Reduced cost of ownership will skew Irish market in direction of electric vehicles, says Nevo.
New cars being bought in the Irish market are skewing towards electric vehicles (BEVs).
Nevo’s new index is aimed at evaluating the discrepancies in pricing across vehicles with different powertrains.
“EVs are no longer the fringe case or the weird option, they are very much becoming the norm”
It reports that the average new price for currently available BEVs is €66,470.49 and that the average price for currently available internal combustion engines (ICEs) in Ireland is in fact higher at €66,713.60.
The average price for a new PHEV (plug-in hybrid electric vehicle) in Ireland is the highest of the three at €70,019.22.
In terms of the most popular models sold in each respective powertrain, the top 10 ICEs are priced lower on average at €39,441.14, with the average pricing of the top 10 most popular BEV’s coming in relatively higher at €51,364.05.
The average pricing across the top 10 most popular PHEV models is the highest of the three at €70,626.51.
These figures serve to shed a spotlight on the relatively similar prices that both ICE and BEV vehicles share in terms of their upfront cost, contradicting many sceptics.
EVs are closing ownership gap
“Time and time again we hear about how expensive electric vehicles are vs their combustion engine variants and what we will start to see here is that gap closing,” said Nevo general manager and electric vehicle expert Derek Reilly.
“Producing more consistent public charging infrastructure and encouraging a sustainable second-hand market for individuals and fleets is critical for the Government to hit their 1m EV target by 2030”
“In the lead up to world EV day (Friday 9 September) EVs are no longer the fringe case or the weird option, they are very much becoming the norm. The report shows how you can save massively with a well-chosen EV tariff and we haven’t even spoken about charging your EV from solar.”
Kevin Dowling, chair of the Irish EV Owners Association (IEVOA) added: “The data Nevo has put together shows a clear trend where new cars on the market skew favourably towards EVs. At IEVOA, we see most people are committed to moving towards an EV as their next car. Now the choice between EV or ICE is clear given the up-front cost, running costs, and charging fees.
Dowling goes onto note how EV ownership can help households become more sustainable – “Having an EV is one of the lowest hanging fruits for a household to reduce their carbon output alongside active travel and reduction in meat consumption.
“Producing more consistent public charging infrastructure and encouraging a sustainable second-hand market for individuals and fleets is critical for the Government to hit their 1m EV target by 2030.”
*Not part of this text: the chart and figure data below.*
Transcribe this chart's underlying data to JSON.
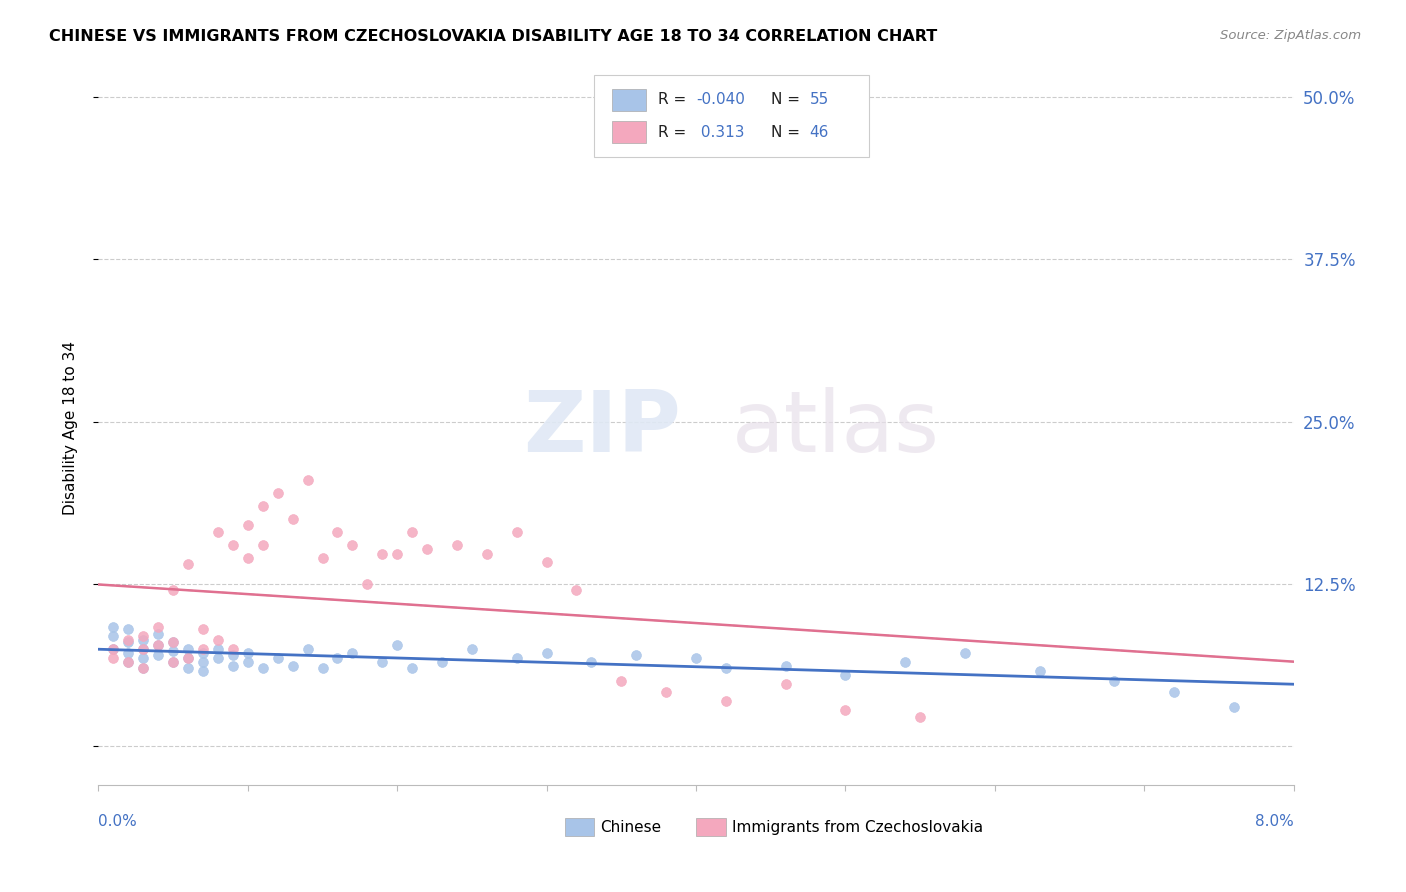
{
  "title": "CHINESE VS IMMIGRANTS FROM CZECHOSLOVAKIA DISABILITY AGE 18 TO 34 CORRELATION CHART",
  "source": "Source: ZipAtlas.com",
  "ylabel": "Disability Age 18 to 34",
  "ytick_labels": [
    "",
    "12.5%",
    "25.0%",
    "37.5%",
    "50.0%"
  ],
  "ytick_values": [
    0.0,
    0.125,
    0.25,
    0.375,
    0.5
  ],
  "xmin": 0.0,
  "xmax": 0.08,
  "ymin": -0.03,
  "ymax": 0.52,
  "legend_r1": "-0.040",
  "legend_n1": "55",
  "legend_r2": "0.313",
  "legend_n2": "46",
  "color_blue": "#A8C4E8",
  "color_pink": "#F4A8BE",
  "color_blue_dark": "#4472C4",
  "color_pink_dark": "#E07090",
  "color_axis_text": "#4472C4",
  "color_grid": "#CCCCCC",
  "background": "#FFFFFF",
  "chinese_x": [
    0.001,
    0.001,
    0.001,
    0.002,
    0.002,
    0.002,
    0.002,
    0.003,
    0.003,
    0.003,
    0.003,
    0.004,
    0.004,
    0.004,
    0.005,
    0.005,
    0.005,
    0.006,
    0.006,
    0.006,
    0.007,
    0.007,
    0.007,
    0.008,
    0.008,
    0.009,
    0.009,
    0.01,
    0.01,
    0.011,
    0.012,
    0.013,
    0.014,
    0.015,
    0.016,
    0.017,
    0.019,
    0.02,
    0.021,
    0.023,
    0.025,
    0.028,
    0.03,
    0.033,
    0.036,
    0.04,
    0.042,
    0.046,
    0.05,
    0.054,
    0.058,
    0.063,
    0.068,
    0.072,
    0.076
  ],
  "chinese_y": [
    0.075,
    0.085,
    0.092,
    0.065,
    0.072,
    0.08,
    0.09,
    0.068,
    0.075,
    0.082,
    0.06,
    0.07,
    0.078,
    0.086,
    0.065,
    0.073,
    0.08,
    0.06,
    0.068,
    0.075,
    0.065,
    0.072,
    0.058,
    0.068,
    0.075,
    0.062,
    0.07,
    0.065,
    0.072,
    0.06,
    0.068,
    0.062,
    0.075,
    0.06,
    0.068,
    0.072,
    0.065,
    0.078,
    0.06,
    0.065,
    0.075,
    0.068,
    0.072,
    0.065,
    0.07,
    0.068,
    0.06,
    0.062,
    0.055,
    0.065,
    0.072,
    0.058,
    0.05,
    0.042,
    0.03
  ],
  "czech_x": [
    0.001,
    0.001,
    0.002,
    0.002,
    0.003,
    0.003,
    0.003,
    0.004,
    0.004,
    0.005,
    0.005,
    0.005,
    0.006,
    0.006,
    0.007,
    0.007,
    0.008,
    0.008,
    0.009,
    0.009,
    0.01,
    0.01,
    0.011,
    0.011,
    0.012,
    0.013,
    0.014,
    0.015,
    0.016,
    0.017,
    0.018,
    0.019,
    0.02,
    0.021,
    0.022,
    0.024,
    0.026,
    0.028,
    0.03,
    0.032,
    0.035,
    0.038,
    0.042,
    0.046,
    0.05,
    0.055
  ],
  "czech_y": [
    0.075,
    0.068,
    0.082,
    0.065,
    0.075,
    0.06,
    0.085,
    0.078,
    0.092,
    0.065,
    0.12,
    0.08,
    0.068,
    0.14,
    0.075,
    0.09,
    0.165,
    0.082,
    0.075,
    0.155,
    0.145,
    0.17,
    0.155,
    0.185,
    0.195,
    0.175,
    0.205,
    0.145,
    0.165,
    0.155,
    0.125,
    0.148,
    0.148,
    0.165,
    0.152,
    0.155,
    0.148,
    0.165,
    0.142,
    0.12,
    0.05,
    0.042,
    0.035,
    0.048,
    0.028,
    0.022
  ]
}
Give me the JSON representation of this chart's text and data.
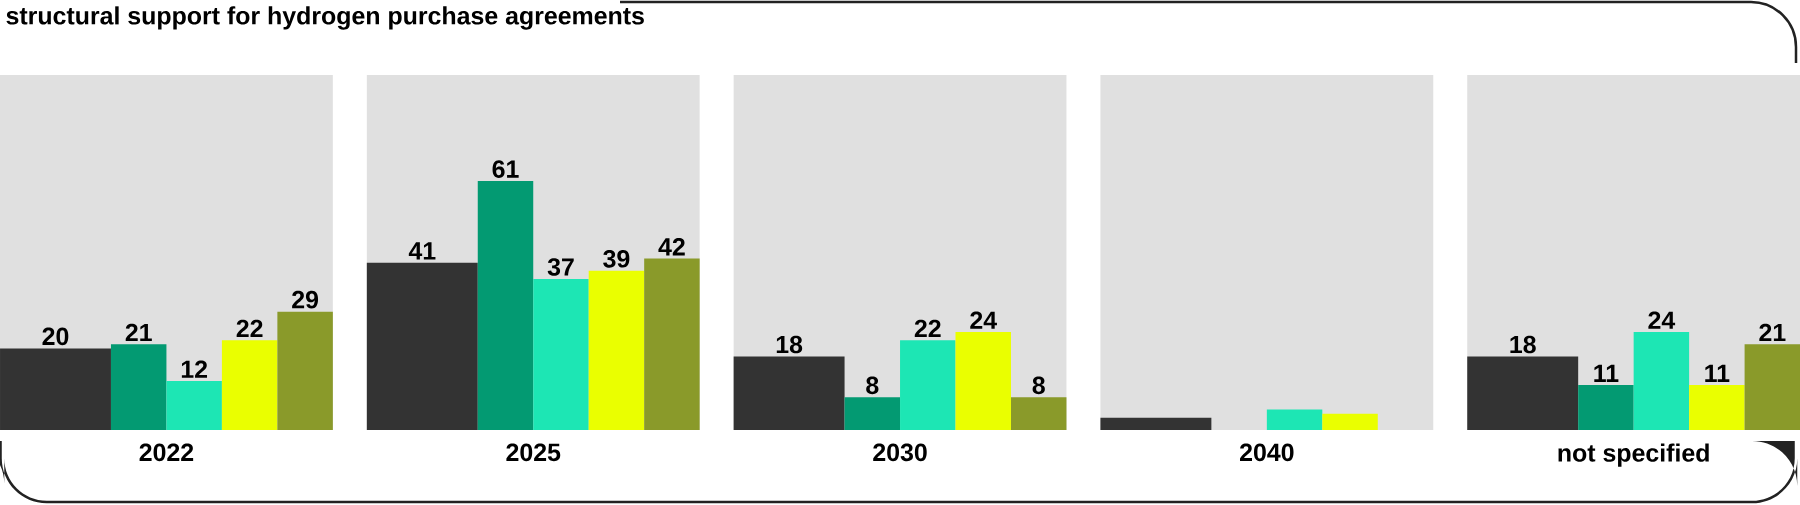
{
  "chart_data": {
    "type": "bar",
    "title": "structural support for hydrogen purchase agreements",
    "categories": [
      "2022",
      "2025",
      "2030",
      "2040",
      "not specified"
    ],
    "ylim": [
      0,
      87
    ],
    "bands": [
      {
        "axis": "y",
        "from": 0,
        "to": 87,
        "color": "#e0e0e0"
      },
      {
        "axis": "y",
        "from": 0,
        "to": 87,
        "color": "#e0e0e0"
      },
      {
        "axis": "y",
        "from": 0,
        "to": 87,
        "color": "#e0e0e0"
      },
      {
        "axis": "y",
        "from": 0,
        "to": 87,
        "color": "#e0e0e0"
      },
      {
        "axis": "y",
        "from": 0,
        "to": 87,
        "color": "#e0e0e0"
      }
    ],
    "series": [
      {
        "color": "#333333",
        "values": [
          20,
          41,
          18,
          3,
          18
        ],
        "value_labels": [
          "20",
          "41",
          "18",
          null,
          "18"
        ]
      },
      {
        "color": "#039a72",
        "values": [
          21,
          61,
          8,
          null,
          11
        ],
        "value_labels": [
          "21",
          "61",
          "8",
          null,
          "11"
        ]
      },
      {
        "color": "#1de6b4",
        "values": [
          12,
          37,
          22,
          5,
          24
        ],
        "value_labels": [
          "12",
          "37",
          "22",
          null,
          "24"
        ]
      },
      {
        "color": "#eaff00",
        "values": [
          22,
          39,
          24,
          4,
          11
        ],
        "value_labels": [
          "22",
          "39",
          "24",
          null,
          "11"
        ]
      },
      {
        "color": "#8a9a2a",
        "values": [
          29,
          42,
          8,
          null,
          21
        ],
        "value_labels": [
          "29",
          "42",
          "8",
          null,
          "21"
        ]
      }
    ]
  }
}
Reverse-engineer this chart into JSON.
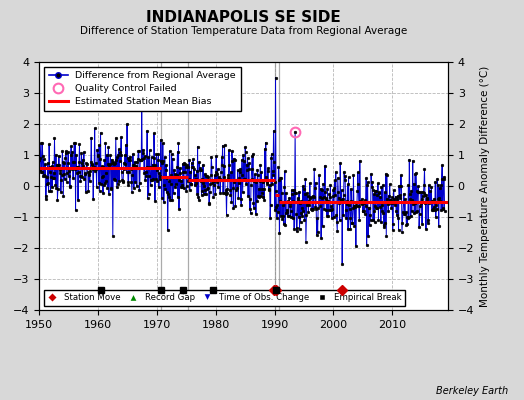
{
  "title": "INDIANAPOLIS SE SIDE",
  "subtitle": "Difference of Station Temperature Data from Regional Average",
  "ylabel": "Monthly Temperature Anomaly Difference (°C)",
  "xlim": [
    1950,
    2019.5
  ],
  "ylim": [
    -4,
    4
  ],
  "xticks": [
    1950,
    1960,
    1970,
    1980,
    1990,
    2000,
    2010
  ],
  "bg_color": "#d8d8d8",
  "plot_bg_color": "#ffffff",
  "grid_color": "#b0b0b0",
  "line_color": "#0000cc",
  "marker_color": "#000000",
  "bias_color": "#ff0000",
  "qc_failed_color": "#ff69b4",
  "station_move_color": "#cc0000",
  "empirical_break_color": "#000000",
  "vertical_lines": [
    1970.75,
    1975.25,
    1990.0,
    1990.75
  ],
  "bias_segments": [
    {
      "x": [
        1950.0,
        1970.75
      ],
      "y": [
        0.58,
        0.58
      ]
    },
    {
      "x": [
        1970.75,
        1975.25
      ],
      "y": [
        0.28,
        0.28
      ]
    },
    {
      "x": [
        1975.25,
        1990.0
      ],
      "y": [
        0.18,
        0.18
      ]
    },
    {
      "x": [
        1990.0,
        1990.75
      ],
      "y": [
        -0.28,
        -0.28
      ]
    },
    {
      "x": [
        1990.75,
        2019.5
      ],
      "y": [
        -0.52,
        -0.52
      ]
    }
  ],
  "station_moves": [
    1989.83,
    1990.25,
    2001.5
  ],
  "empirical_breaks": [
    1960.5,
    1970.75,
    1974.5,
    1979.5,
    1990.25
  ],
  "qc_failed_x": [
    1993.5
  ],
  "qc_failed_y": [
    1.75
  ],
  "random_seed": 42,
  "data_start": 1950.0,
  "data_end": 2018.9
}
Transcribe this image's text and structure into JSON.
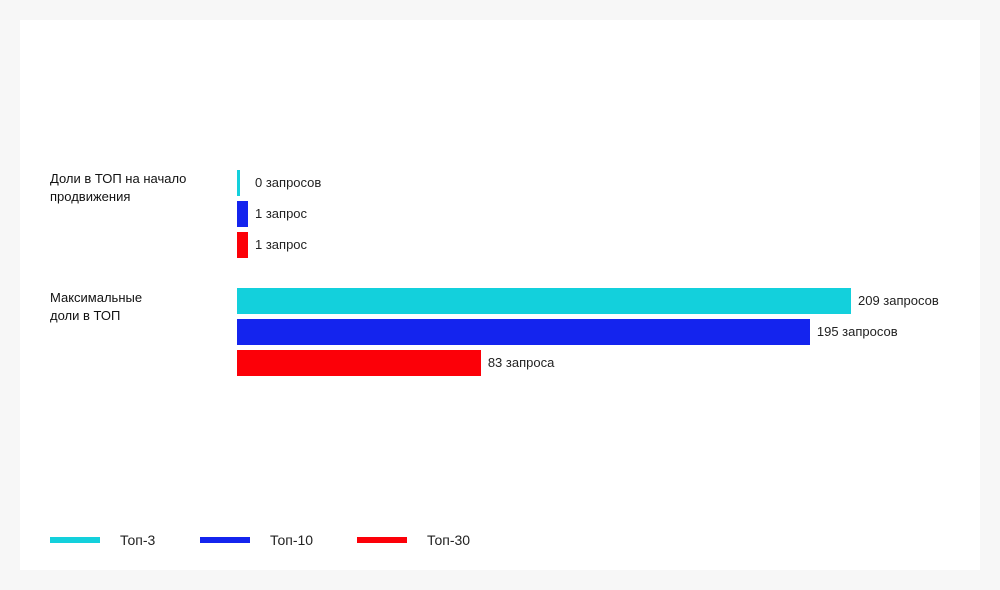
{
  "chart_data": {
    "type": "bar",
    "orientation": "horizontal",
    "groups": [
      {
        "label": "Доли в ТОП на начало продвижения",
        "bars": [
          {
            "series": "Топ-3",
            "value": 0,
            "text": "0 запросов"
          },
          {
            "series": "Топ-10",
            "value": 1,
            "text": "1 запрос"
          },
          {
            "series": "Топ-30",
            "value": 1,
            "text": "1 запрос"
          }
        ]
      },
      {
        "label": "Максимальные доли в ТОП",
        "bars": [
          {
            "series": "Топ-3",
            "value": 209,
            "text": "209 запросов"
          },
          {
            "series": "Топ-10",
            "value": 195,
            "text": "195 запросов"
          },
          {
            "series": "Топ-30",
            "value": 83,
            "text": "83 запроса"
          }
        ]
      }
    ],
    "series": [
      {
        "name": "Топ-3",
        "color": "#13d0dc"
      },
      {
        "name": "Топ-10",
        "color": "#1424ee"
      },
      {
        "name": "Топ-30",
        "color": "#fc0008"
      }
    ],
    "xlim": [
      0,
      209
    ],
    "legend_position": "bottom",
    "grid": false
  }
}
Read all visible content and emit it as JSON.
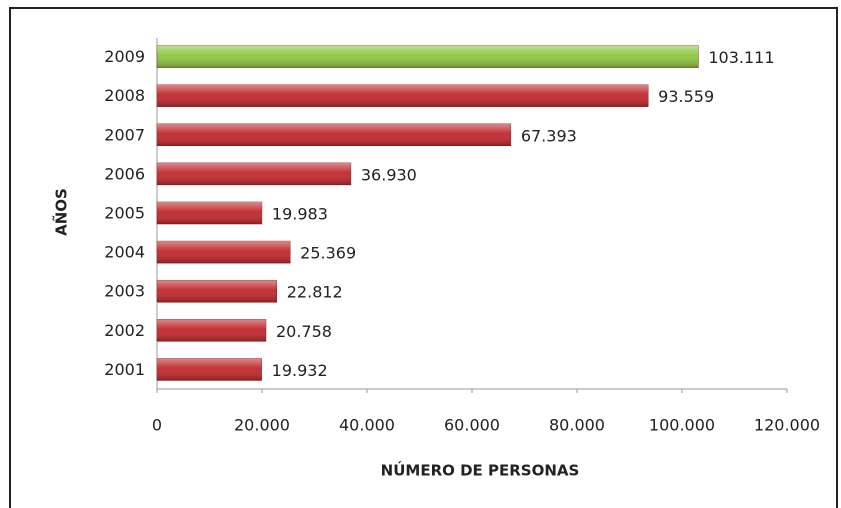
{
  "chart_data": {
    "type": "bar",
    "orientation": "horizontal",
    "x_label": "NÚMERO DE PERSONAS",
    "y_label": "AÑOS",
    "categories": [
      "2009",
      "2008",
      "2007",
      "2006",
      "2005",
      "2004",
      "2003",
      "2002",
      "2001"
    ],
    "values": [
      103111,
      93559,
      67393,
      36930,
      19983,
      25369,
      22812,
      20758,
      19932
    ],
    "value_labels": [
      "103.111",
      "93.559",
      "67.393",
      "36.930",
      "19.983",
      "25.369",
      "22.812",
      "20.758",
      "19.932"
    ],
    "colors": [
      "#8cc63f",
      "#c0282d",
      "#c0282d",
      "#c0282d",
      "#c0282d",
      "#c0282d",
      "#c0282d",
      "#c0282d",
      "#c0282d"
    ],
    "xlim": [
      0,
      120000
    ],
    "xticks": [
      0,
      {
        "value": 20000,
        "label": "20.000"
      },
      {
        "value": 40000,
        "label": "40.000"
      },
      {
        "value": 60000,
        "label": "60.000"
      },
      {
        "value": 80000,
        "label": "80.000"
      },
      {
        "value": 100000,
        "label": "100.000"
      },
      {
        "value": 120000,
        "label": "120.000"
      }
    ],
    "grid": false
  }
}
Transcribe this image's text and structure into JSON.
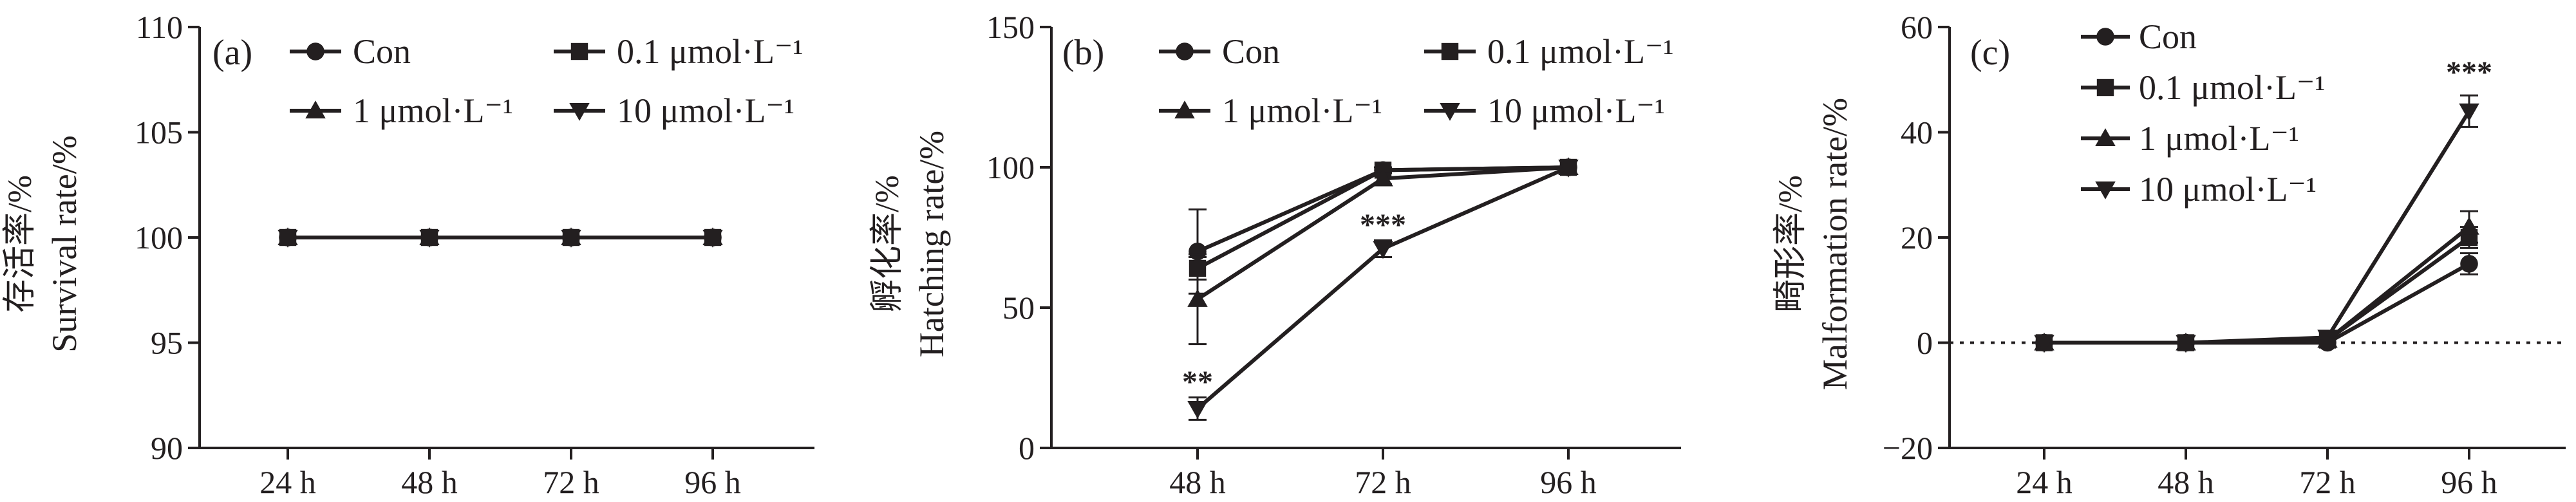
{
  "chart_data": [
    {
      "panel": "(a)",
      "type": "line",
      "ylabel_cn": "存活率/%",
      "ylabel": "Survival rate/%",
      "xlabel": "",
      "categories": [
        "24 h",
        "48 h",
        "72 h",
        "96 h"
      ],
      "ylim": [
        90,
        110
      ],
      "yticks": [
        90,
        95,
        100,
        105,
        110
      ],
      "legend": {
        "placement": "top",
        "columns": 2
      },
      "series": [
        {
          "name": "Con",
          "marker": "circle",
          "values": [
            100,
            100,
            100,
            100
          ],
          "errors": [
            0,
            0,
            0,
            0
          ]
        },
        {
          "name": "0.1 μmol·L⁻¹",
          "marker": "square",
          "values": [
            100,
            100,
            100,
            100
          ],
          "errors": [
            0,
            0,
            0,
            0
          ]
        },
        {
          "name": "1 μmol·L⁻¹",
          "marker": "triangle-up",
          "values": [
            100,
            100,
            100,
            100
          ],
          "errors": [
            0,
            0,
            0,
            0
          ]
        },
        {
          "name": "10 μmol·L⁻¹",
          "marker": "triangle-down",
          "values": [
            100,
            100,
            100,
            100
          ],
          "errors": [
            0,
            0,
            0,
            0
          ]
        }
      ],
      "annotations": []
    },
    {
      "panel": "(b)",
      "type": "line",
      "ylabel_cn": "孵化率/%",
      "ylabel": "Hatching rate/%",
      "xlabel": "",
      "categories": [
        "48 h",
        "72 h",
        "96 h"
      ],
      "ylim": [
        0,
        150
      ],
      "yticks": [
        0,
        50,
        100,
        150
      ],
      "legend": {
        "placement": "top",
        "columns": 2
      },
      "series": [
        {
          "name": "Con",
          "marker": "circle",
          "values": [
            70,
            99,
            100
          ],
          "errors": [
            15,
            1,
            0
          ]
        },
        {
          "name": "0.1 μmol·L⁻¹",
          "marker": "square",
          "values": [
            64,
            99,
            100
          ],
          "errors": [
            4,
            1,
            0
          ]
        },
        {
          "name": "1 μmol·L⁻¹",
          "marker": "triangle-up",
          "values": [
            53,
            96,
            100
          ],
          "errors": [
            16,
            2,
            0
          ]
        },
        {
          "name": "10 μmol·L⁻¹",
          "marker": "triangle-down",
          "values": [
            14,
            71,
            100
          ],
          "errors": [
            4,
            3,
            0
          ]
        }
      ],
      "annotations": [
        {
          "text": "**",
          "category": "48 h",
          "y": 19
        },
        {
          "text": "***",
          "category": "72 h",
          "y": 75
        }
      ]
    },
    {
      "panel": "(c)",
      "type": "line",
      "ylabel_cn": "畸形率/%",
      "ylabel": "Malformation rate/%",
      "xlabel": "",
      "categories": [
        "24 h",
        "48 h",
        "72 h",
        "96 h"
      ],
      "ylim": [
        -20,
        60
      ],
      "yticks": [
        -20,
        0,
        20,
        40,
        60
      ],
      "reference_line": 0,
      "legend": {
        "placement": "top-left",
        "columns": 1
      },
      "series": [
        {
          "name": "Con",
          "marker": "circle",
          "values": [
            0,
            0,
            0,
            15
          ],
          "errors": [
            0,
            0,
            0,
            2
          ]
        },
        {
          "name": "0.1 μmol·L⁻¹",
          "marker": "square",
          "values": [
            0,
            0,
            0.5,
            20
          ],
          "errors": [
            0,
            0,
            0,
            2
          ]
        },
        {
          "name": "1 μmol·L⁻¹",
          "marker": "triangle-up",
          "values": [
            0,
            0,
            0.5,
            22
          ],
          "errors": [
            0,
            0,
            0,
            3
          ]
        },
        {
          "name": "10 μmol·L⁻¹",
          "marker": "triangle-down",
          "values": [
            0,
            0,
            1,
            44
          ],
          "errors": [
            0,
            0,
            0,
            3
          ]
        }
      ],
      "annotations": [
        {
          "text": "***",
          "category": "96 h",
          "y": 49
        }
      ]
    }
  ]
}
Cost of running electric vehicles is lower
Although the prices of new EVs are still relatively high, one must also strongly consider the longer-term running cost savings that can be enjoyed during BEV ownership in comparison to ICE or PHEV ownership. For example, a lack of typical maintenance costs can be avoided if you own a BEV, meaning no oil changes, no swapping in oil filters and no replacing your vehicle’s drive belt.
Prior to restrictions in 2020 on travel and transport during the Covid pandemic which significantly skewed the average distances covered by vehicles, statistics published in the 2019 Transport Omnibus Reportconducted by the Central Statistics Office showed that the average journey of a private vehicle in Ireland was 16,352 km.
According to Nevo, where drivers of BEVs spend an average of 1c per kilometre, drivers of ICE vehicles spend up to an average of 10c per kilometre. This means that on the domestic EV rate (7.56c per unit), BEV drivers may spend only €195 driving per year. In comparison to this, ICE drivers may spend a considerably higher figure of €1,649 driving per year. This translates to an incredible saving of €1,454 per year of driving that the owner of a BEV can avail of.
Nevo said those who are considering electric motoring to be aware of how varying electricity market rates can impact yearly savings.
Market rates for charging in Ireland can vary between 7.56c per unit all the way up to 71c per unit for more expensive providers. It said customers can avail of huge yearly savings by switching to cheaper energy providers.
“Domestic customers who primarily charge at home and who are not using the best rate available could make a saving of up to €578 per year. One of the easiest ways to avail of such savings can be as simple as switching to an energy provider that includes an EV rate as part of your electricity contract,” Nevo recommended.